Ha fatto molto scalpore la presa di posizione del sindaco di Messina, Renato Accorinti, il cui discorso è stato un inno alla pace. Nelle sue parole Renato ha citato il Presidente della Repubblica Italiana Sandro Pertini "Svuotate gli arsenali fonti di morte e riempite i granai fonti di vita!" e l'articolo 11 della Costituzione Italiana dove si legge "L'Italia ripudia la guerra come strumento di offesa alla libertà degli altri popoli e come mezzo di risoluzione delle controversie internazionali [...]". 

Da ieri è un susseguirsi di commenti a favore e contro il gesto. 
Chi dice che non era il luogo adatto anche se condivide.
Chi disapprova.
Chi applaude al gesto e al coraggio. 
Chi è indignato per il sangue dei tanti uomini e delle tante donne versato per la "nostra" difesa. 

Il Ministro per la Pubblica Amministrazione e Semplificazione Gianpiero D'Alia commenta il gesto del sindaco come "provocazione demenziale e inopportuna". 

 Ma come si può condividere questa affermazione?
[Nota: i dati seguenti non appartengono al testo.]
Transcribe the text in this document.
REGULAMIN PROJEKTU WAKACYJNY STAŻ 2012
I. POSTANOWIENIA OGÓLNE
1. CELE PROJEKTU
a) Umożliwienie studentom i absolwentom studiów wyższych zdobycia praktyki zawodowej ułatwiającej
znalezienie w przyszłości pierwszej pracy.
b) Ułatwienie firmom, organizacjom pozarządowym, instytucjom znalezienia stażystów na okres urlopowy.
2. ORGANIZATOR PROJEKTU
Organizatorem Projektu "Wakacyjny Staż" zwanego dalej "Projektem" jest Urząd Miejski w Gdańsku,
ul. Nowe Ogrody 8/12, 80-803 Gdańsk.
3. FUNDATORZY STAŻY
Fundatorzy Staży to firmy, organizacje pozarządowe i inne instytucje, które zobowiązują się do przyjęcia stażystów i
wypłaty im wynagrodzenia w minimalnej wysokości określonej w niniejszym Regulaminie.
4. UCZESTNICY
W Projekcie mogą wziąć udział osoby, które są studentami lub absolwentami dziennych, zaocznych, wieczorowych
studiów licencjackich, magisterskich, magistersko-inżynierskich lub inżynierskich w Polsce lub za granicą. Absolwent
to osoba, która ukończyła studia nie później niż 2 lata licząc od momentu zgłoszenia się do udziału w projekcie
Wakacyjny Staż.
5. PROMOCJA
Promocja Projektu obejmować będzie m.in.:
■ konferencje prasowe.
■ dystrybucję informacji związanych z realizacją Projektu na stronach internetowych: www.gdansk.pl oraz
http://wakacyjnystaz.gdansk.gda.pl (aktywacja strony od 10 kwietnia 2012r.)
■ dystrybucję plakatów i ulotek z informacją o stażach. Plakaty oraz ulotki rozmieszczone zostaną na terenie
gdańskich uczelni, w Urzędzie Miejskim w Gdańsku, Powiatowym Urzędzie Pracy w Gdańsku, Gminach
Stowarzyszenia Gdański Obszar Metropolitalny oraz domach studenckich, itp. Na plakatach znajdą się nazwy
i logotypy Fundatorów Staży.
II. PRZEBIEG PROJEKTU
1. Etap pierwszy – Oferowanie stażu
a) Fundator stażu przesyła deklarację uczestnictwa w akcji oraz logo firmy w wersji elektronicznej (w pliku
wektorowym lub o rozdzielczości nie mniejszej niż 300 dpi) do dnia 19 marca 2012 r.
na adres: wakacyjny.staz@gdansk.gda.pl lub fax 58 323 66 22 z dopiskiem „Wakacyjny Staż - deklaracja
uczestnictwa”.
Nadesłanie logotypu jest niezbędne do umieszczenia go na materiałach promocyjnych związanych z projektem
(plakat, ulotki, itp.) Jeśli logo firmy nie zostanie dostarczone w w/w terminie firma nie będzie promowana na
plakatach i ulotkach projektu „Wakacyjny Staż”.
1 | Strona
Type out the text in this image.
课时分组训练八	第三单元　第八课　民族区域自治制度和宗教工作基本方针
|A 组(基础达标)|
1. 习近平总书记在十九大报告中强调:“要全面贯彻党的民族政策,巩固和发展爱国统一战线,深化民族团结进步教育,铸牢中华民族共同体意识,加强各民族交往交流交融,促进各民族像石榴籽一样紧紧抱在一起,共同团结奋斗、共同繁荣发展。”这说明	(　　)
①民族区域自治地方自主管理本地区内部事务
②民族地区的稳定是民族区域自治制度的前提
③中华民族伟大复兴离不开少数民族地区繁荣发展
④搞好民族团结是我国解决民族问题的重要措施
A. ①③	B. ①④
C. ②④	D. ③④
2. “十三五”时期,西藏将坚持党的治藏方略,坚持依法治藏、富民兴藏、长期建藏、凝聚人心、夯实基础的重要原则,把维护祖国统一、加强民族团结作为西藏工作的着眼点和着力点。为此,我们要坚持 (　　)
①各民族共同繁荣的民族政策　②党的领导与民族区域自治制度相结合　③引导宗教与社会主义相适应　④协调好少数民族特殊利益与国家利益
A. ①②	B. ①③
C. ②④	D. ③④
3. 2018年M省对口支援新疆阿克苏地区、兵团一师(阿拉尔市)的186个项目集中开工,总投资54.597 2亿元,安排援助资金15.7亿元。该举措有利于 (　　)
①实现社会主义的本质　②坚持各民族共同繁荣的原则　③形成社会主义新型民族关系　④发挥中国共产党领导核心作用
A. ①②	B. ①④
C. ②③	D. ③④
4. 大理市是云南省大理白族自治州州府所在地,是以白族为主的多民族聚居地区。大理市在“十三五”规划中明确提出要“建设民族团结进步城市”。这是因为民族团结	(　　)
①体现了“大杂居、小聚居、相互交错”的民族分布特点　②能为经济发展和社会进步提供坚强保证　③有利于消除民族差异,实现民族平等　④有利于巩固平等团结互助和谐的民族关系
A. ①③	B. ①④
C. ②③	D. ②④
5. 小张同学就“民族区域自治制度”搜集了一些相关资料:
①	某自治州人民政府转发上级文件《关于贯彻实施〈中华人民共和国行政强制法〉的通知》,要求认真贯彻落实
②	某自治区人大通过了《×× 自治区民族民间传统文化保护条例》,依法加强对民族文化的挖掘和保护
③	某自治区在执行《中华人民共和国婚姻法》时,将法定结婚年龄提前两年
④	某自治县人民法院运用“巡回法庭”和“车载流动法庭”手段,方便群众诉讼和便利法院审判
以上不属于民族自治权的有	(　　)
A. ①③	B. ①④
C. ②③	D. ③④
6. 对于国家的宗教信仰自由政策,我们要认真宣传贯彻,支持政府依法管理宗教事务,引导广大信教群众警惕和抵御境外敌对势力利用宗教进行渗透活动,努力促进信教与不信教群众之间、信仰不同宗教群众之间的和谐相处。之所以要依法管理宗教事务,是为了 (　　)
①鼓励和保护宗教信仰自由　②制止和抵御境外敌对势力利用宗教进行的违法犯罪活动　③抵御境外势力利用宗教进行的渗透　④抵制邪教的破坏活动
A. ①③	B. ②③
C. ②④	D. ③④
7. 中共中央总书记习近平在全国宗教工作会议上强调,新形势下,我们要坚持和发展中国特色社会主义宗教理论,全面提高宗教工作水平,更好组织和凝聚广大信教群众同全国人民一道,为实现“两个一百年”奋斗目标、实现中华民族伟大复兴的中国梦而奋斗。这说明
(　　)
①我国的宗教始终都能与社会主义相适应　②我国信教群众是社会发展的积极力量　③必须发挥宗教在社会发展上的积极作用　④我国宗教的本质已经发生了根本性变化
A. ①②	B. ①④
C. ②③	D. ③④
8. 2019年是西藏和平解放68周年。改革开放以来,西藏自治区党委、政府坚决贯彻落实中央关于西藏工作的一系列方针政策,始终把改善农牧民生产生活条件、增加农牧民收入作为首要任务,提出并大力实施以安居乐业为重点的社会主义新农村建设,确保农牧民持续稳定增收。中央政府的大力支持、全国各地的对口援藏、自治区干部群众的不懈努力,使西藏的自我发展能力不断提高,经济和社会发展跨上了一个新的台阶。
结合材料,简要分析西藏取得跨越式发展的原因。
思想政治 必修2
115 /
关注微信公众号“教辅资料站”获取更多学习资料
Veramente inneggiare alla pace può essere una provocazione demenziale e inopportuna? 

Probabilmente sì se lo si fa durante la celebrazione delle Forze Armate. Probabilmente sì se lo si fa durante una cerimonia ufficiale. Se si osa contestare l'ordine costituito. E se lo si fa da dentro quest'ordine. 

Poi c'è la denigrazione del gesto. Oltre all'offesa. Pare che il sindaco si sia scordato nel suo gesto di tutti quei militari che muoiono nelle missioni di pace! E' un ingrato. 


Ma io mi chiedo: come è possibile attuare questa inversione di pensiero? Come è possibile che la locuzione "missioni di pace" renda onorabile l'intervento armato in luoghi dotati di sovranità riconosciuta dallo Stato Italiano? Perché i militari doneranno caramelle, aiuteranno i feriti e faranno sorrisi alla popolazione ma lo fanno sempre armati fino ai denti, con le tute mimetiche e il mitra sotto il braccio! 

Fino a quando si esalterà paura e violenza la maggior parte delle persone richiederà la protezione delle Forze Armate. C'è bisogno quindi di riequilibrare l'immaginario che ci circonda. Io lo faccio con il libro di una mia amica, Anna Bravo, che si intitola La conta dei salvati. Dalla Grande Guerra al Tibet: storie di sangue risparmiato.

Riporto un piccolo riassunto del contenuto.
È un’idea malsana che quando c’è guerra c’è storia, quando c’è pace no.
Il sangue risparmiato fa storia come il sangue versato.
Si parla e si scrive molto di guerre, di eccidi e di violenze. È il racconto del sangue versato. Ma non saremmo qui se qualcuno non avesse lavorato per risparmiare il sangue. Le storie raccontate nel libro mostrano due verità. La prima: il sangue può essere risparmiato anche da chi non ha potere, o ha un potere minimo. La seconda: se è importante raccontare una guerra, ancora più importante è descrivere come un conflitto non è deflagrato. Per capire come si può fare, e con che mezzi.

Questo è un modo diverso di fare la storia. E di raccontarla.